I'm currently studying iterative methods to solve equations of the form $Ax=b$
One method that is presented in my script is the Gauß-Seidel method where one step is defined as:
$$x^{(k+1)} = (L+D)^{-1}(b-Rx^{(k)})$$
with $L + D + R = A$, where $D$ is the diagonal of $A$. And $L$ and $R$ are the left-lower and right-upper part of the matrix A.
There is a statement which goes something like this:
One step of the Gauß-Seidel method is about as expensive as one Multiplication of a Vector with a Matrix.
But I don't see how this statement holds true. I know that the Inverse can be computed once at the start of the computation. However I see two multiplications of a Matrix with a Vector. The first is $R \cdot x^{(k)}$ and the second is $(L+D)^{-1} \cdot (b-Rx^{(k)})$.
Is the rational behind the statement that both multiplications are of a triangular Matrix which "accounts for half of a multiplication"?
Or did I miss something entierly different?
If you look at it in equation form:
$$x_1^{(k+1)}=\frac{1}{a_{11}}(b_1-a_{12}x_2^{(k)}-a_{13}x_3^{(k)}-...-a_{1n}x_n^{(k)})\\ ...\\ x_i^{(k+1)}=\frac{1}{a_{ii}}(b_i-a_{i1}x_1^{(k+1)}-...-a_{i,i-1}x_{i-1}^{(k+1)}-a_{i,i+1}x_{i+1}^{(k)}...-a_{in}x_n^{(k)})\\ ...\\ x_n^{(k+1)}=\frac{1}{a_{nn}}(b_n-a_{n1}x_1^{(k+1)}-a_{n2}x_2^{(k+1)}-...-a_{n,n-1}x_{n-1}^{(k+1)})\\$$
It is really like the multiplication of a matrix by a vector.

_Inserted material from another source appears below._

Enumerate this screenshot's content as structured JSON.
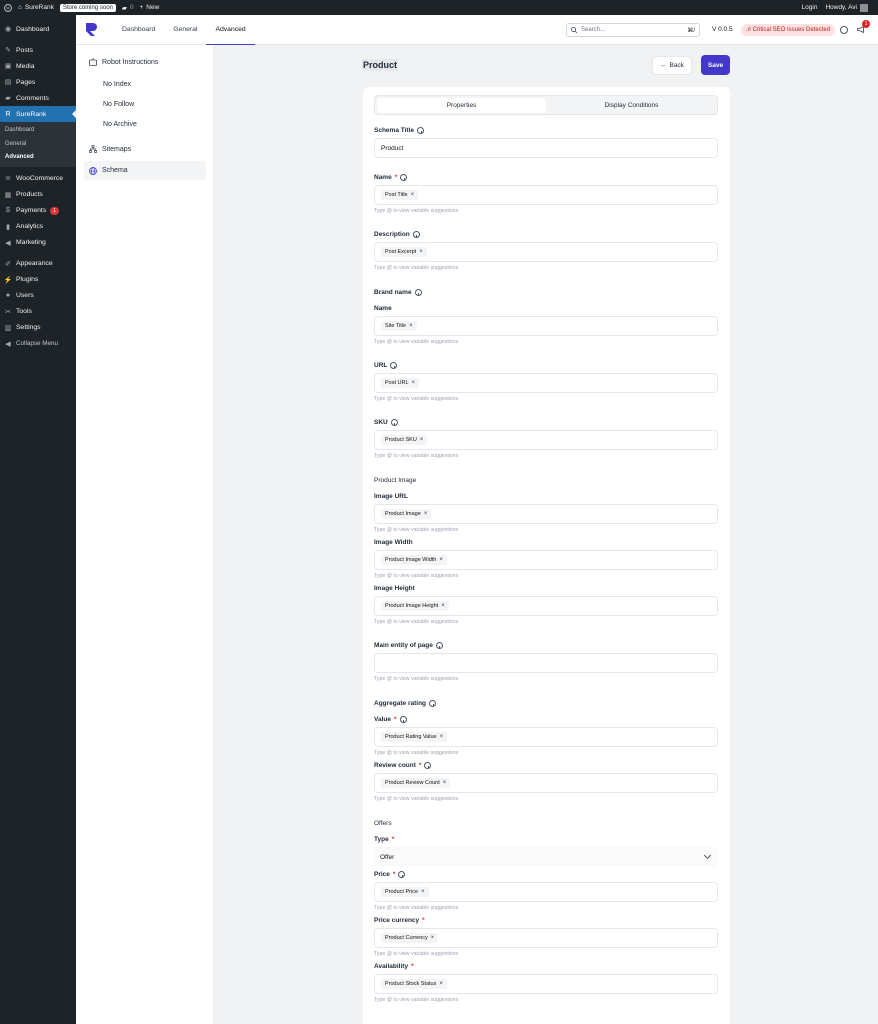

Even in your matrix form, the multiplication by $R$ is a multiplication by an upper triangular matrix, which is about half the operation of a multiplication by a whole matrix. Then the multiplication by $(L+D)^{-1}$ is like a back substitution step in Gaussian elimination, which is equivalent as a multiplication by another half of the matrix. So combining together, one step is a multiplication by a matrix.